London-born League of the Lexicon luxury board game for word lovers sets its sights on the US

Designed by Dad of 2, Joshua Blackburn has created a word game like no other and it counts Stephen Fry and Susie Dent as fans.

It’s made for language lovers, quiz fiends and the incurably curious.

There are many iconic word games like Wordle, Scrabble Boggle or Bananagrams but this is different. League of the Lexicon is a highly entertaining board game about words, made by word lovers, for word lovers.

At home during lockdown with his two young sons, Joshua, Sonny and Jude made language games to avoid doing English homework. There was WordSplat, Word War, the fiendish Dojo and finally League of the Lexicon, which became an obsession.

Created in collaboration with the world’s finest linguists and lexicographers, many of whom contributed questions to the game, players face the ultimate test of worldly wisdom.

The League of the Lexicon, after whom the game is named, is a company of outcast lexicographers on a quest to secure rare lexical Artefacts. This intriguing cast, from the esteemed Doc Johnson to Roget, the martini-drinking badger, are the characters used during play and have been brought to life by the illustrator Stavros Damos.

This is the world of League of the Lexicon: exotic yet steeped in the history of language and with a seductive art deco aesthetic and graphic motifs that draw on the history of writing, players are drawn into a game world that is rich with detail and unlike any other quiz game.

Simple to learn but challenging to win, the game is for two to six players, but with six rule variations, it accommodates both solo play and large parties. And with two levels of difficulty, younger or less confident players can join in.

Last year on a chance visit to Waterstones, Britain’s largest book-chain, the branch game buyer was shown a prototype. Six weeks later, and with the game still unfinished, Waterstones secured exclusive rights to sell the game in the UK and ordered 5,000 copies for Christmas.

With Waterstones on board, Two Brothers Games then launched on the crowdfunding site Kickstarter; it was fully funded in five hours, and within three weeks had become the most successful word game in Kickstarter history. When the game arrived at Waterstones it was made Game of the Month and sold out in record time.

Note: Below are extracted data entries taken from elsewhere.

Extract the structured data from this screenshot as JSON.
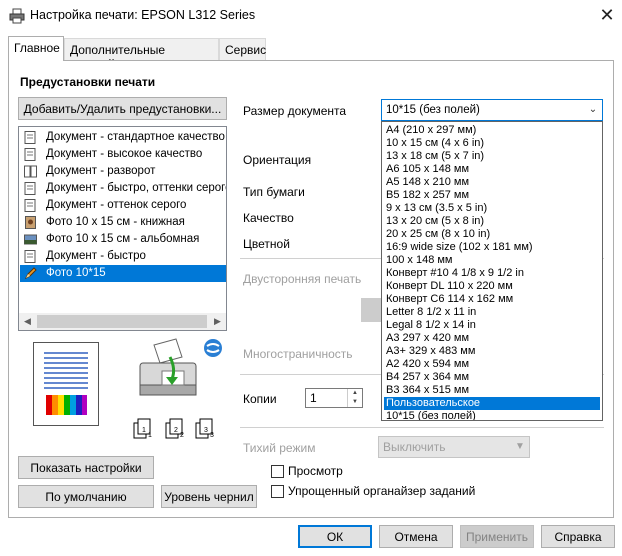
{
  "window": {
    "title": "Настройка печати: EPSON L312 Series",
    "close_glyph": "✕"
  },
  "tabs": [
    {
      "label": "Главное",
      "active": true
    },
    {
      "label": "Дополнительные настройки",
      "active": false
    },
    {
      "label": "Сервис",
      "active": false
    }
  ],
  "presets": {
    "heading": "Предустановки печати",
    "add_remove_label": "Добавить/Удалить предустановки...",
    "items": [
      {
        "label": "Документ - стандартное качество",
        "icon": "document-icon"
      },
      {
        "label": "Документ - высокое качество",
        "icon": "document-icon"
      },
      {
        "label": "Документ - разворот",
        "icon": "two-page-icon"
      },
      {
        "label": "Документ - быстро, оттенки серого",
        "icon": "document-icon"
      },
      {
        "label": "Документ - оттенок серого",
        "icon": "document-icon"
      },
      {
        "label": "Фото 10 x 15 см - книжная",
        "icon": "photo-icon"
      },
      {
        "label": "Фото 10 x 15 см - альбомная",
        "icon": "photo-icon"
      },
      {
        "label": "Документ - быстро",
        "icon": "document-icon"
      },
      {
        "label": "Фото 10*15",
        "icon": "pencil-icon",
        "selected": true
      }
    ]
  },
  "scrollbar": {
    "left_glyph": "◀",
    "right_glyph": "▶"
  },
  "left_buttons": {
    "show_settings": "Показать настройки",
    "defaults": "По умолчанию",
    "ink_levels": "Уровень чернил"
  },
  "copies_icon_numbers": [
    "1",
    "1",
    "2",
    "2",
    "3",
    "3"
  ],
  "settings": {
    "doc_size_label": "Размер документа",
    "orientation_label": "Ориентация",
    "paper_type_label": "Тип бумаги",
    "quality_label": "Качество",
    "color_label": "Цветной",
    "duplex_label": "Двусторонняя печать",
    "multipage_label": "Многостраничность",
    "copies_label": "Копии",
    "copies_value": "1",
    "quiet_label": "Тихий режим",
    "quiet_value": "Выключить",
    "preview_label": "Просмотр",
    "job_arranger_label": "Упрощенный органайзер заданий"
  },
  "glyphs": {
    "down_arrow": "▼",
    "up_arrow": "▲",
    "combo_chevron": "⌄"
  },
  "doc_size": {
    "current": "10*15 (без полей)",
    "options": [
      "A4 (210 x 297 мм)",
      "10 x 15 см (4 x 6 in)",
      "13 x 18 см (5 x 7 in)",
      "A6 105 x 148 мм",
      "A5 148 x 210 мм",
      "B5 182 x 257 мм",
      "9 x 13 см (3.5 x 5 in)",
      "13 x 20 см (5 x 8 in)",
      "20 x 25 см (8 x 10 in)",
      "16:9 wide size (102 x 181 мм)",
      "100 x 148 мм",
      "Конверт #10 4 1/8 x 9 1/2 in",
      "Конверт DL  110 x 220 мм",
      "Конверт C6  114 x 162 мм",
      "Letter 8 1/2 x 11 in",
      "Legal 8 1/2 x 14 in",
      "A3 297 x 420 мм",
      "A3+ 329 x 483 мм",
      "A2 420 x 594 мм",
      "B4 257 x 364 мм",
      "B3 364 x 515 мм",
      "Пользовательское",
      "10*15 (без полей)"
    ],
    "highlighted_index": 21
  },
  "dialog_buttons": {
    "ok": "ОК",
    "cancel": "Отмена",
    "apply": "Применить",
    "help": "Справка"
  },
  "colors": {
    "accent": "#0078d7",
    "button_face": "#e1e1e1",
    "disabled_text": "#a0a0a0"
  }
}
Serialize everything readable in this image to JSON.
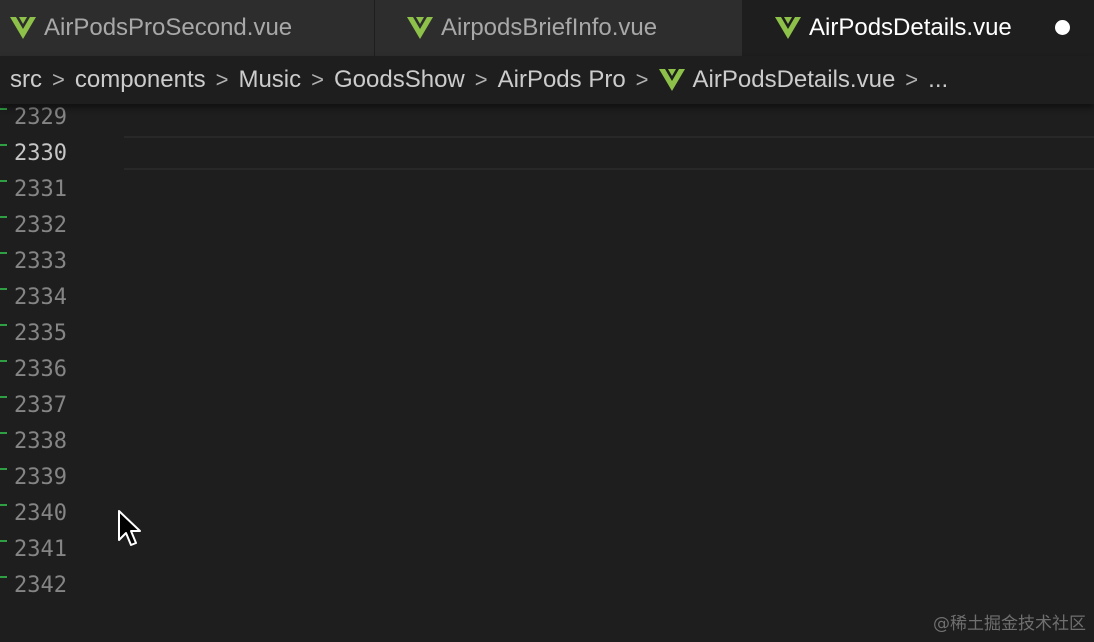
{
  "tabs": [
    {
      "label": "AirPodsProSecond.vue",
      "icon": "vue-icon",
      "active": false
    },
    {
      "label": "AirpodsBriefInfo.vue",
      "icon": "vue-icon",
      "active": false
    },
    {
      "label": "AirPodsDetails.vue",
      "icon": "vue-icon",
      "active": true,
      "unsaved": true
    }
  ],
  "breadcrumb": {
    "items": [
      "src",
      "components",
      "Music",
      "GoodsShow",
      "AirPods Pro",
      "AirPodsDetails.vue",
      "..."
    ],
    "separator": ">"
  },
  "editor": {
    "line_numbers": [
      "2329",
      "2330",
      "2331",
      "2332",
      "2333",
      "2334",
      "2335",
      "2336",
      "2337",
      "2338",
      "2339",
      "2340",
      "2341",
      "2342"
    ],
    "active_line": "2330"
  },
  "watermark": "@稀土掘金技术社区",
  "colors": {
    "vue_green": "#8dc149",
    "background": "#1e1e1e",
    "tabbar": "#252526",
    "git_added": "#2ea043"
  }
}
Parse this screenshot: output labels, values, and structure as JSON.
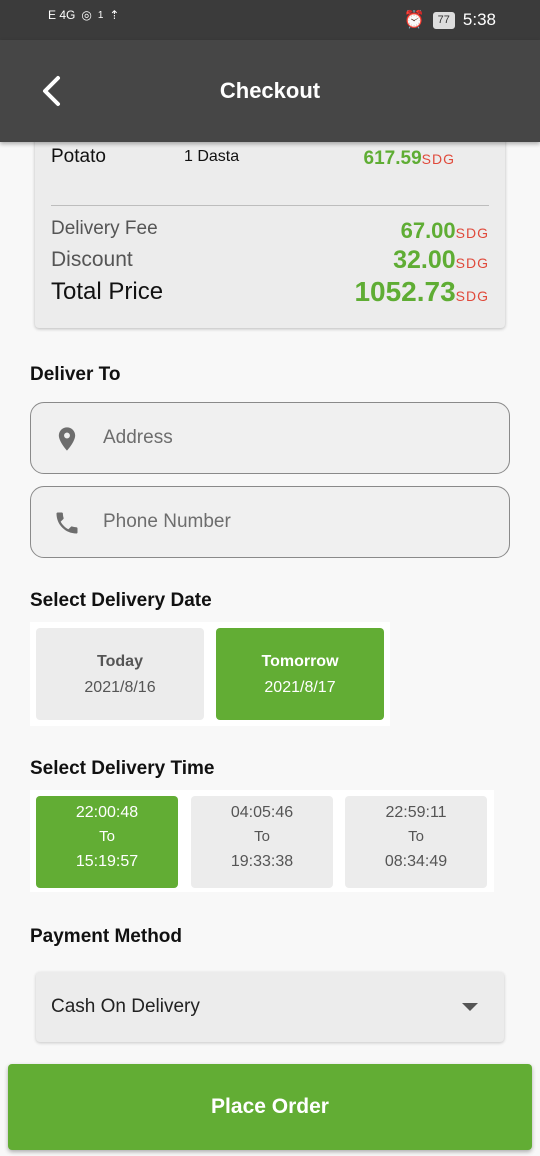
{
  "status_bar": {
    "network": "E 4G",
    "notification_count": "1",
    "battery": "77",
    "time": "5:38"
  },
  "appbar": {
    "title": "Checkout",
    "back_icon": "chevron-left-icon"
  },
  "order_summary": {
    "item": {
      "name": "Potato",
      "quantity": "1  Dasta",
      "price": "617.59",
      "currency": "SDG"
    },
    "delivery_fee": {
      "label": "Delivery Fee",
      "value": "67.00",
      "currency": "SDG"
    },
    "discount": {
      "label": "Discount",
      "value": "32.00",
      "currency": "SDG"
    },
    "total": {
      "label": "Total Price",
      "value": "1052.73",
      "currency": "SDG"
    }
  },
  "deliver_to": {
    "title": "Deliver To",
    "address_placeholder": "Address",
    "phone_placeholder": "Phone Number"
  },
  "delivery_date": {
    "title": "Select Delivery Date",
    "options": [
      {
        "label": "Today",
        "date": "2021/8/16",
        "selected": false
      },
      {
        "label": "Tomorrow",
        "date": "2021/8/17",
        "selected": true
      }
    ]
  },
  "delivery_time": {
    "title": "Select Delivery Time",
    "options": [
      {
        "from": "22:00:48",
        "to_label": "To",
        "to": "15:19:57",
        "selected": true
      },
      {
        "from": "04:05:46",
        "to_label": "To",
        "to": "19:33:38",
        "selected": false
      },
      {
        "from": "22:59:11",
        "to_label": "To",
        "to": "08:34:49",
        "selected": false
      }
    ]
  },
  "payment": {
    "title": "Payment Method",
    "selected": "Cash On Delivery"
  },
  "place_order": {
    "label": "Place Order"
  },
  "colors": {
    "accent_green": "#62ad34",
    "currency_red": "#e04a3b",
    "appbar": "#464646"
  }
}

The game features 2,000 questions probing every corner of language, from definitions and archaic words, to etymology, usage, and language trivia. But this isn’t any old quiz game; the world’s finest linguists and lexicographers have contributed questions to the game, making it the ultimate test of wordly wisdom.

Beautifully designed with a sustainable heart, the packaging and contents have been made to the highest standards with FSC sustainable paper stock, there are no plastic components and a compact shipping-friendly box design.

Having run his own design agency, the game had to look perfect. But as a game for word lovers, it had to have the brains to back it up. Joshua Blackburn started contacting dictionary editors, authors, lexicographers, linguists and more asking them to contribute questions to the game; meanwhile, a team was researching and writing hundreds of game questions.

Joshua Blackburn said: “The joy of League of the Lexicon isn’t just proving what you know, it’s finding out what you don’t. Until now, Scrabble has been the ultimate game for word lovers, but League of the Lexicon is a game about words, and there isn’t a game like it.

This thrilling board game is great for players of all ages and word games support cognitive health. They can help to increase focus, concentration, and memory.They can help us to be more present in day-to-day activities. While it doesn’t appear that brain games can prevent age-related cognitive decline and dementia, growing research indicates that they may slow or delay them.

Puzzles and games, especially those involving novelty, can stimulate and challenge key parts of the brain including language, logic, reasoning, visual perception, attention and problem-solving.

The game will soon be arriving at Barnes and Noble, ready for American language lovers. Available in the UK, priced £34.99 exclusively at Waterstones along with Blackwell’s, Foyles, Hatchard’s & Waterstones subsidiary brands.